When a rebellion exploded in Detroit on July 23, 1967, cities around Michigan watched as bullets flew, windows were smashed, and buildings burned.
Two days later — 51 years ago today — an uprising was ignited in Grand Rapids, setting off three days of violence that left 44 people hurt and 350 arrested.
Listener Aaron David Werner wanted to know more about that time in the city's history. He is originally from Alpena and was a pastor at St. Luke’s Lutheran Church in Grand Rapids for six years.
He asked us: "What is the true story of the people involved in the 1967 race riots in Grand Rapids?"
To answer this question we talked to two men who were in the middle of the riots.
Dan Groce was a probation officer at the time and Victor Gillis, now a retired Grand Rapids Police Captain, was then working as a patrol officer.

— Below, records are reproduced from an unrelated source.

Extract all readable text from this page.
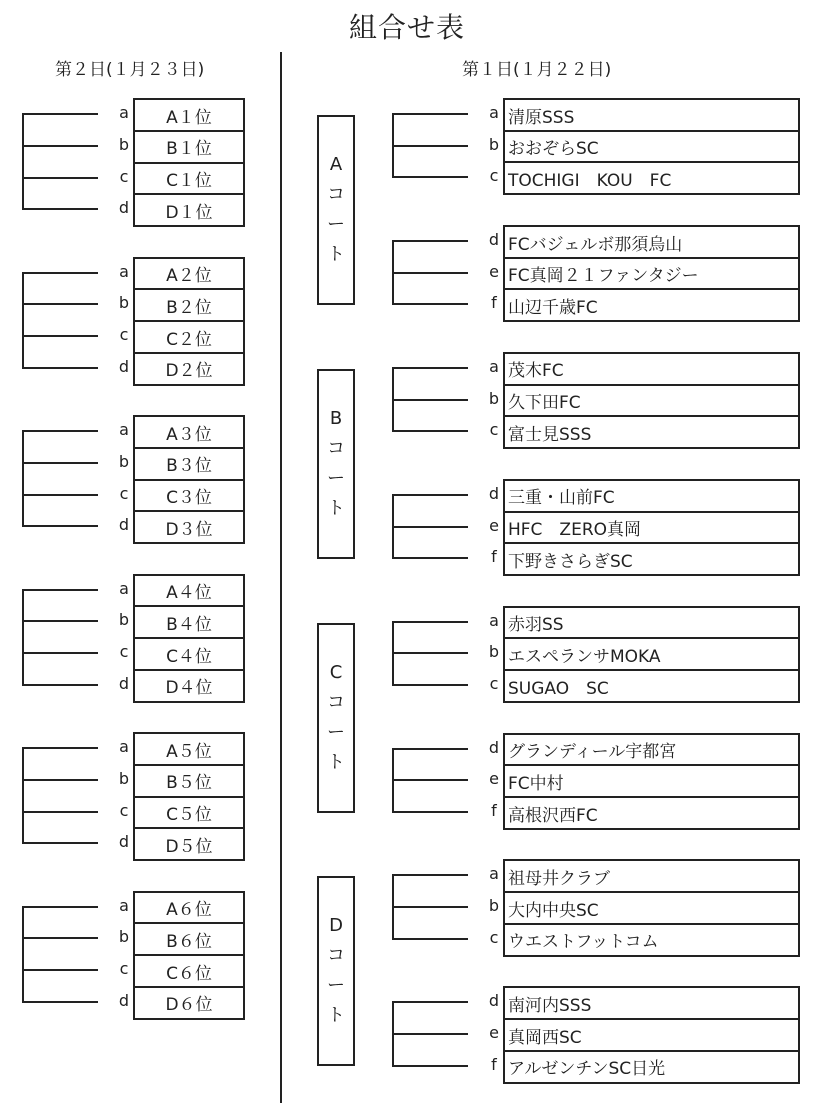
組合せ表
第２日(１月２３日)	第１日(１月２２日)
a	A１位
b	B１位
c	C１位
d	D１位
a	A２位
b	B２位
c	C２位
d	D２位
a	A３位
b	B３位
c	C３位
d	D３位
a	A４位
b	B４位
c	C４位
d	D４位
a	A５位
b	B５位
c	C５位
d	D５位
a	A６位
b	B６位
c	C６位
d	D６位
A
コ
ー
ト
a 清原SSS
b おおぞらSC
c TOCHIGI　KOU　FC
d FCバジェルボ那須烏山
e FC真岡２１ファンタジー
f 山辺千歳FC
B
コ
ー
ト
a 茂木FC
b 久下田FC
c 富士見SSS
d 三重・山前FC
e HFC　ZERO真岡
f 下野きさらぎSC
C
コ
ー
ト
a 赤羽SS
b エスペランサMOKA
c SUGAO　SC
d グランディール宇都宮
e FC中村
f 高根沢西FC
D
コ
ー
ト
a 祖母井クラブ
b 大内中央SC
c ウエストフットコム
d 南河内SSS
e 真岡西SC
f アルゼンチンSC日光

Both men joined Stateside’s Cynthia Canty at our live show in Grand Rapids.
Gillis, a young white officer, said when the trouble began in Detroit, there was a naive assumption that Grand Rapids did not have those kinds of problems and that the riots would stay on Michigan's east side.
“We were so ill-prepared,” Gillis said. “We didn't have equipment, they weren’t doing planning. They didn't have rosters changed. It was like a surprise, and it shouldn’t have been.”
At the time, Groce was a probation officer for the juvenile courts. He spent most of the three days walking around, making sure the young people he was working with were not involved in anything that could get them arrested.
Groce said while he cannot speak to exactly how all African-Americans were feeling in the months before the uprising, there were growing concerns in the community regarding economic, housing, and health conditions.
According to Groce, the day of the riot itself was like a case of spontaneous combustion. He had heard about an incident of an officer using excessive force in an arrest, but that there was no planning or formal organizing. He said people were only responding and reacting.
Gillis agreed with the seemingly spontaneous nature of the riots. He said looking back, he can now see everything that built up to that day.
At the time, Gillis said his police force was not large enough to handle the uprising on their own. To assist, a hundred state police troopers were sent into Grand Rapids. According to Gillis, these troopers were sent straight from 30 to 40-hour shifts combatting the violence in Detroit.
Gillis believes bringing in the state troopers in was a tactical error.
“They were very aggressive,” Groce said. “You can’t take somebody out of a week of a terrible situation on the east side of the state and throw them onto here.”
During the period leading up to the riots, Groce said the relationship between the African-American community and the police had already been shifting.
“They used to have a Youth Commonwealth in Grand Rapids — it was on Wealthy Street — and the relationship between police officers was quite different, and I think it had moved more towards impersonal kinds of contact with people rather than person to person,” Groce said.
So, where do relationships between Grand Rapids police and black Grand Rapids residents stand now?
Gillis said he's not foolish enough to say things are perfect, but he thinks relations are better.
Groce said he is not out in the community like he was back then, but he is aware of some of the recent meetings that have been held about police's interactions with African-Americans.
“I had a colleague who’s a female attorney share with me that we're still litigating or talking about stuff that we were talking about 50 years ago,” Groce said. “So they have not viewed a great deal of improvement in terms of what happened.”